We humans generally aren’t great at reasoning objectively about uncertainty as we go about our daily lives. We have a universal desire to find meanings and patterns everywhere. Humans are evolutionarily programmed to try to look for patterns because that is how we navigate the world around us, and to some small degree, control it.

Random events can’t explain why things happen. The urge for explanations is automatic. When an unpredicted event occurs, we immediately come up with explanatory stories that are simple and coherent. Our intuitive mind is the sense-making organ, which sees the world as simple predictable, and coherent. This coherence makes us feel good.

This pattern-seeking tendency is referred to as narrative bias. It is important that we recognize this built-in mental bias. Because events do not come labeled random. Instead, this must be inferred.

Consider the so-called gambler’s fallacy. For example, if a coin comes up heads five times in a row, people will have a powerful sense that the next flip is more likely to come up tails than heads. However, any single flip has an equal chance of coming up heads or tails. Statistical thinking suggests that coin does not have any memory. That is, the coin does not “know” what the previous results were. A flood this year says nothing about whether a flood will happen next year. But the intuitive mind senses that a flood this year means a flood next year is less likely. Our intuition does not grasp the nature of randomness.

Psychologists use the term attributions (or causes) for people’s explanations of the events in their lives. Attribution theory is about how people answer questions beginning with “why?” For example, people may make attributions as to why their lovers left them, or why they are having a problem at school or work. In many cases, causal links are more prevalent in our minds than in reality. That is, we manufacture our own reality. The attributions that people make for an event influence their reactions to it. An alcoholic may be happy to tell himself he “just cannot help it” in order to have an excuse for persisting.

People make attributions that are biased in a self-serving direction.
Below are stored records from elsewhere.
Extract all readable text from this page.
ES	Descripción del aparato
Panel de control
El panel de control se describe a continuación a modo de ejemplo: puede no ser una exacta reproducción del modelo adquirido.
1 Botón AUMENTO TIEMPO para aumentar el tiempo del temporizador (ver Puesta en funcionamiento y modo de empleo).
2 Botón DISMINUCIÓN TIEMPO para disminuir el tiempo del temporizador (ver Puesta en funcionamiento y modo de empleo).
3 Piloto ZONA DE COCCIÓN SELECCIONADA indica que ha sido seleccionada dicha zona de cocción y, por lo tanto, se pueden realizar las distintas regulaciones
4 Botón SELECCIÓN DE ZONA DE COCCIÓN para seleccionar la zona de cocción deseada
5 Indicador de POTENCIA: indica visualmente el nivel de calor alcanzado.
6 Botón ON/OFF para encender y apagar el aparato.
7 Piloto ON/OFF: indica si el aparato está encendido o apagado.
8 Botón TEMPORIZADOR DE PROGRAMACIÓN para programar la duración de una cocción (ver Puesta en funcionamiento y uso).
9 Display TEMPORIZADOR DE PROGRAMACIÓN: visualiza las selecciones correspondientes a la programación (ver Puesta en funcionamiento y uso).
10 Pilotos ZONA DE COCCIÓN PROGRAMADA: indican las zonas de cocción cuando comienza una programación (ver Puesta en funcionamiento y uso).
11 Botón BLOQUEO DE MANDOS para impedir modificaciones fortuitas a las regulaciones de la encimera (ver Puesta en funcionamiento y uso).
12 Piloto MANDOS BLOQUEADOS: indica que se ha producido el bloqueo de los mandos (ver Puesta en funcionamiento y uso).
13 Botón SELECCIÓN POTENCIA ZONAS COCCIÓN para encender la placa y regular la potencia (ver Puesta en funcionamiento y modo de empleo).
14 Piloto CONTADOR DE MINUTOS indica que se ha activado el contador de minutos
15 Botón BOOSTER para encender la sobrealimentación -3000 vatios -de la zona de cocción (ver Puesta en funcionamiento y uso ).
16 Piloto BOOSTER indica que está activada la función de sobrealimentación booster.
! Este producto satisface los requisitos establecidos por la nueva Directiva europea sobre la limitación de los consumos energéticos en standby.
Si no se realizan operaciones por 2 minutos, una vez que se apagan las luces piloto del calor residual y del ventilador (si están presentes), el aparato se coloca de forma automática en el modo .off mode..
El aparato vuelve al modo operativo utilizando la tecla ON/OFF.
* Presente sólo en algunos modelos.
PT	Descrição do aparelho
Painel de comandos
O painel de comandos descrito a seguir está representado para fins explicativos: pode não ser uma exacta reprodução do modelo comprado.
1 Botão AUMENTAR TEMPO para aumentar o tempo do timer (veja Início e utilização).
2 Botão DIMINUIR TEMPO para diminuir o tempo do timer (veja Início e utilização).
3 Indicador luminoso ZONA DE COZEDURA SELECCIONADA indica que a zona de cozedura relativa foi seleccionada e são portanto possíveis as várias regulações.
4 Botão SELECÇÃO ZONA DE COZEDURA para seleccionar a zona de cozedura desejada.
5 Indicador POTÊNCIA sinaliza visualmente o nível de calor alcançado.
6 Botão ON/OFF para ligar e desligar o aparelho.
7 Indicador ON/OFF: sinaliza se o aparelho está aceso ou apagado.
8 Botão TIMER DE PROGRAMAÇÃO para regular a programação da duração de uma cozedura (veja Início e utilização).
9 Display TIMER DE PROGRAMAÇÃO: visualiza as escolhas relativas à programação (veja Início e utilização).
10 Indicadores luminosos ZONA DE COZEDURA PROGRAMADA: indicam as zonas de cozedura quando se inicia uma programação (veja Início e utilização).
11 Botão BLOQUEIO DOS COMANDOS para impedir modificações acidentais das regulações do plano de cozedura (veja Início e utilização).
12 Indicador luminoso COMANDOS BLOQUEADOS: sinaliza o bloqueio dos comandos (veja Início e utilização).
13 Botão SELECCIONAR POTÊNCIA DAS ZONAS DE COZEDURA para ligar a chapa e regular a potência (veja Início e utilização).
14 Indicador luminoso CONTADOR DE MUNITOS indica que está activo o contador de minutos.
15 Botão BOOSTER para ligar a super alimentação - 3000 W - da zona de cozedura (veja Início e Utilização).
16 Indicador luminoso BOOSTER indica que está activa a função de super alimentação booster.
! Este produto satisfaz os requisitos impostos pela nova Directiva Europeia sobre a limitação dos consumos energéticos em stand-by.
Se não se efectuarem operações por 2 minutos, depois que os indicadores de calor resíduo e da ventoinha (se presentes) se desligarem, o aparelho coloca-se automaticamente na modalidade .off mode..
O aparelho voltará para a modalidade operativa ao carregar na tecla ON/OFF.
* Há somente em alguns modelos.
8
In general, we take credit when we think we performed well than when we think we performed poorly. However, it is not always obvious whether our success at a task was due to something we did or to chance. As saying goes, “even a broken clock is right twice a day.” The world is complex and appearance fools us. A lot of what happens to us (e.g., success in our career, our life choices) is as much the result of random factors as the result of preparedness and hard work.

Overcoming this error can be liberating. For example, first-year college students who are told that most freshmen do poorly but that their grades subsequently improve, in fact do somewhat better in later years than those who are not given this information. The latter are more likely to attribute their poor performance to their ability (trait) than to the unfamiliar and distracting college environment (ignoring situational factors). Not believing they can do better, they are less motivated.

There is an upside to storytelling. Narrative can be therapeutic. It helps us to see past events as more predictable, more expected, and less random than they actually were. For example, breakups are less painful if you can devalue or vilify the ex, and if you want to disturb yourself, then the person you had doubts about three weeks ago can quickly become the One Who Got Away. Psychologist James Pennebaker uses writing as tool for healing. Patients who spend fifteen minutes every day writing an account of their daily troubles feel indeed better about what has befallen them. Things appear as if they were bound to happen. An important part of therapy is to help patients with troubled past to reframe their memories in more beneficial perspectives. People who dwell endlessly on their annoying problems may only make matters worse.